[theme-reviewers] Minified CSS
Otto
otto at ottodestruct.com
Fri Feb 18 17:03:49 UTC 2011
On Fri, Feb 18, 2011 at 10:24 AM, Austin Matzko <austin at pressedcode.com> wrote:
> On Fri, Feb 18, 2011 at 9:19 AM, Otto <otto at ottodestruct.com> wrote:
>> Folks, seriously? This is not a GPL issue.
>>
>> Even minified CSS is still CSS, and it's not rendered uneditable by
>> minification. Use any CSS Beautifier and voila, it'll add the
>> whitespace right back for you.
>
> And I can un-obscure JS <http://core.trac.wordpress.org/ticket/15262>
> and even decompile a binary file.
Reversing JS compression and decompiling don't give you the original
code back. Beautifying CSS does, because CSS cannot have its actual
content altered or it loses its meaning.
Whitespace is not part of code. Removing it doesn't alter the code.

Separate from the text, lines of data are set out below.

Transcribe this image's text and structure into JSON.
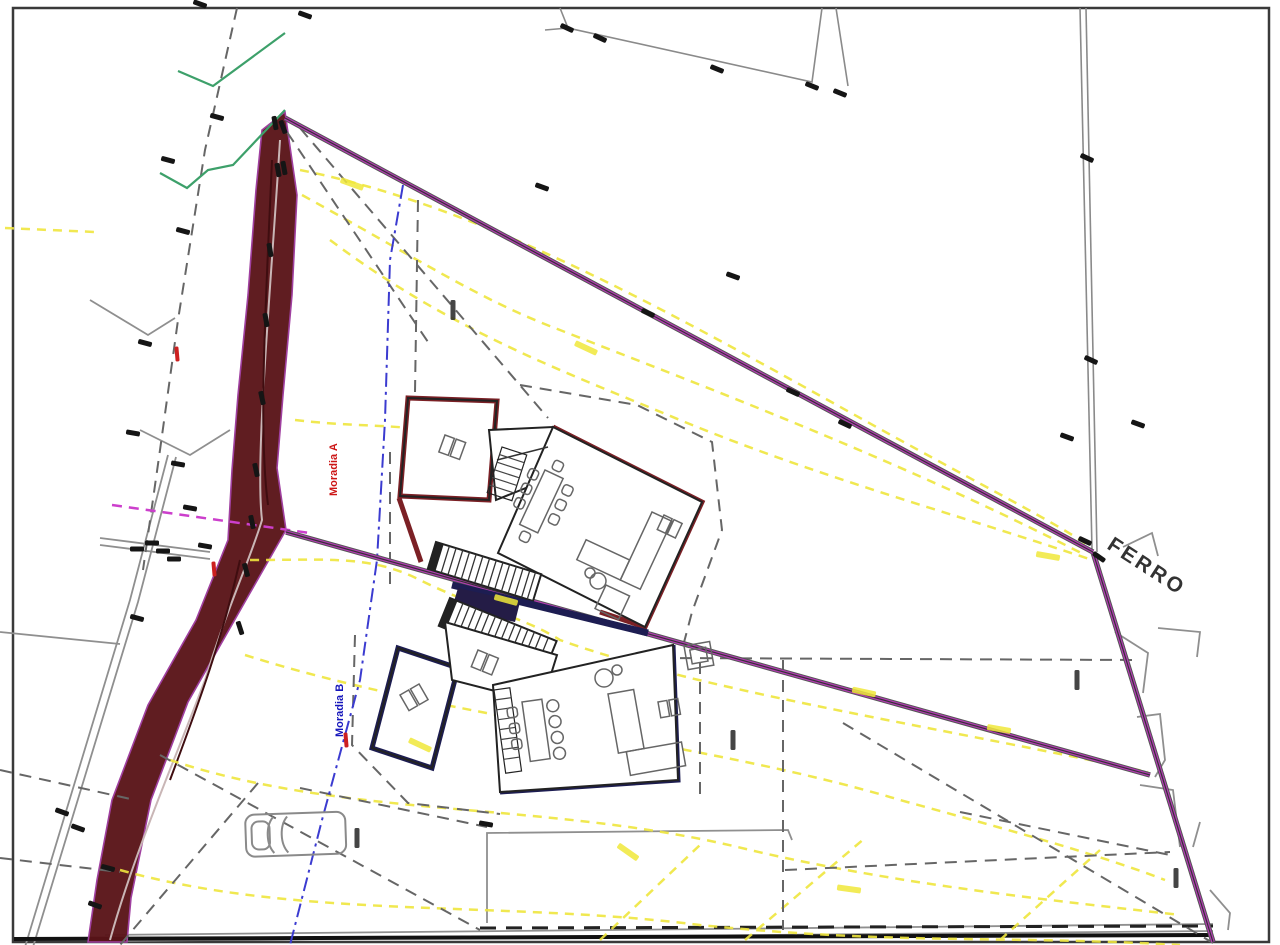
{
  "drawing": {
    "type": "architectural-site-plan",
    "labels": {
      "road": "FERRO",
      "house_a": "Moradia A",
      "house_b": "Moradia B"
    },
    "colors": {
      "embankment": "#5a1418",
      "boundary_purple": "#b53ab5",
      "contour_yellow": "#efe63e",
      "house_a_outline": "#7b2025",
      "house_b_outline": "#1d1d52",
      "axis_blue": "#3b3bd0",
      "greenery": "#3da06a",
      "magenta_dashed": "#cc3fcc",
      "marker_black": "#151515",
      "marker_red": "#cc2020"
    },
    "markers": {
      "black": [
        [
          567,
          28,
          25
        ],
        [
          600,
          38,
          25
        ],
        [
          717,
          69,
          22
        ],
        [
          812,
          86,
          22
        ],
        [
          840,
          93,
          22
        ],
        [
          542,
          187,
          20
        ],
        [
          283,
          127,
          70
        ],
        [
          284,
          168,
          80
        ],
        [
          648,
          313,
          25
        ],
        [
          733,
          276,
          20
        ],
        [
          793,
          392,
          25
        ],
        [
          845,
          424,
          25
        ],
        [
          1067,
          437,
          20
        ],
        [
          1087,
          158,
          25
        ],
        [
          1091,
          360,
          25
        ],
        [
          1085,
          541,
          25
        ],
        [
          1099,
          557,
          35
        ],
        [
          1138,
          424,
          20
        ],
        [
          200,
          4,
          20
        ],
        [
          305,
          15,
          20
        ],
        [
          217,
          117,
          15
        ],
        [
          168,
          160,
          15
        ],
        [
          183,
          231,
          15
        ],
        [
          145,
          343,
          15
        ],
        [
          133,
          433,
          10
        ],
        [
          178,
          464,
          10
        ],
        [
          190,
          508,
          10
        ],
        [
          152,
          543,
          0
        ],
        [
          163,
          551,
          0
        ],
        [
          174,
          559,
          0
        ],
        [
          205,
          546,
          10
        ],
        [
          137,
          549,
          0
        ],
        [
          275,
          123,
          80
        ],
        [
          278,
          170,
          80
        ],
        [
          270,
          250,
          80
        ],
        [
          266,
          320,
          80
        ],
        [
          262,
          398,
          78
        ],
        [
          256,
          470,
          78
        ],
        [
          252,
          522,
          78
        ],
        [
          246,
          570,
          75
        ],
        [
          240,
          628,
          72
        ],
        [
          62,
          812,
          20
        ],
        [
          78,
          828,
          20
        ],
        [
          108,
          868,
          15
        ],
        [
          137,
          618,
          15
        ],
        [
          95,
          905,
          20
        ],
        [
          486,
          824,
          10
        ]
      ],
      "red": [
        [
          177,
          354
        ],
        [
          214,
          569
        ],
        [
          346,
          740
        ]
      ],
      "elevation_labels": [
        [
          453,
          310
        ],
        [
          733,
          740
        ],
        [
          1077,
          680
        ],
        [
          1176,
          878
        ],
        [
          357,
          838
        ]
      ],
      "yellow_highlights": [
        [
          352,
          184,
          20
        ],
        [
          586,
          348,
          25
        ],
        [
          506,
          600,
          15
        ],
        [
          864,
          692,
          12
        ],
        [
          999,
          729,
          10
        ],
        [
          849,
          889,
          8
        ],
        [
          628,
          852,
          35
        ],
        [
          1048,
          556,
          10
        ],
        [
          420,
          745,
          25
        ]
      ]
    }
  }
}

Adding it back doesn't alter the code. You cannot "compress" CSS in
any other fashion except by removing whitespace and/or comments.
> Just because obscured or compiled files can be reverse-engineered
> doesn't mean that they meet the requirements of the GPL.
Just because you optimize a file doesn't make it uneditable, which is
the main thing the GPL wants. Look at the *intent*.
> This strains the natural interpretation of "preferred form of the work
> for making modifications to it." It also makes the unfortunate
> implication that PHP obfuscators generate GPL-compatible source code.
PHP Obfuscators do not create easily editable source code. Minified
CSS *is* easily editable, no matter what you think. It's content has
not changed. The text has not changed. Only whitespace has been
removed, and whitespace can be trivially added back if you happen to
be the kind of person that needs it (I am not, because I use smart
text editors).
Quite simply, your argument is silly. There is a substantial
difference between deliberately obfuscating something to make it
difficult to edit and removing whitespace from files to make them
smaller. One is done with malicious intent. The other is not.